In a separate terminal, run tls-dial-port:

$ go run tls-dial-port.go -addr localhost:4040
0
Issuer: CN=mkcert [email protected] (Eli Bendersky),[email protected] (Eli Bendersky),O=mkcert development CA
Subject: [email protected] (Eli Bendersky),O=mkcert development certificate
Version: 3
NotAfter: 2023-07-07 13:27:12 +0000 UTC
DNS names: [localhost]

We see the certificate mkcert generated.
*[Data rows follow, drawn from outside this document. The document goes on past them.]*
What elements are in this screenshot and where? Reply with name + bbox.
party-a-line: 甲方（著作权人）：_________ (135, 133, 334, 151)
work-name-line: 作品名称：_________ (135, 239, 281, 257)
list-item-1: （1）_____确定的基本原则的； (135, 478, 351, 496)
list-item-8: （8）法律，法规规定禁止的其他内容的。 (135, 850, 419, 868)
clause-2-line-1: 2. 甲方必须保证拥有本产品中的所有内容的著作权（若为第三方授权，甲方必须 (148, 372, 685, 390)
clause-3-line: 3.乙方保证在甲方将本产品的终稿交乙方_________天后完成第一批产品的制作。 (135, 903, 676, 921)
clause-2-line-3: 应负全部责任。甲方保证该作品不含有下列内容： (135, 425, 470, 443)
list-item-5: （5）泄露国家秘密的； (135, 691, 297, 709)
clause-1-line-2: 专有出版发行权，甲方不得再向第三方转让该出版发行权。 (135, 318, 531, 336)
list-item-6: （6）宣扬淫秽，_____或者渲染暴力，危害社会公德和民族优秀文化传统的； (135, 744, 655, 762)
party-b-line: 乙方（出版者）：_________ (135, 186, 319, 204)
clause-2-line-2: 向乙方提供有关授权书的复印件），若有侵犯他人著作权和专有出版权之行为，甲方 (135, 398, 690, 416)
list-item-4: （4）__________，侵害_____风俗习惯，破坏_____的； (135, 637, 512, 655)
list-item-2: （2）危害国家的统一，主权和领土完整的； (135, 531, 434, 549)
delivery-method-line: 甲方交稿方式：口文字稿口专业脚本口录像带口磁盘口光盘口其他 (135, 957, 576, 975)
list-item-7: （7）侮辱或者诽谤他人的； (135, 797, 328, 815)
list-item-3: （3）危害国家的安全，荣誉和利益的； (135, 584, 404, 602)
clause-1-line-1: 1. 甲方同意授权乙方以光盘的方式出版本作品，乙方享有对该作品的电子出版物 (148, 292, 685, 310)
Since mkcert added this
certificate to my machine’s system root store, it will be trusted by the default
settings of tls.Dial.

We can also point this program at port 443 (the default port for HTTPS) of
public websites; for example:

$ go run tls-dial-port.go -addr reddit.com:443
0
Issuer: CN=DigiCert TLS RSA SHA256 2020 CA1,O=DigiCert Inc,C=US
Subject: CN=*.reddit.com,O=Reddit Inc.,L=San Francisco,ST=California,C=US
Version: 3
NotAfter: 2021-07-06 23:59:59 +0000 UTC
DNS names: [reddit.com *.reddit.com]

1
Issuer: CN=DigiCert Global Root CA,OU=www.digicert.com,O=DigiCert Inc,C=US
Subject: CN=DigiCert TLS RSA SHA256 2020 CA1,O=DigiCert Inc,C=US
Version: 3
NotAfter: 2030-09-23 23:59:59 +0000 UTC
DNS names: []

[1]
Prior to the TLS standards, an older version of the protocol was called
SSL – Secure Socket Layer, which is even more suggestive of this use.

[2]
Note that here I show the machinery for a client to trust the server,
not the other way around. In the HTTPS post we’ve
also seen how to set up mTLS for mutual authentication, and the same
technique can easily be applied here.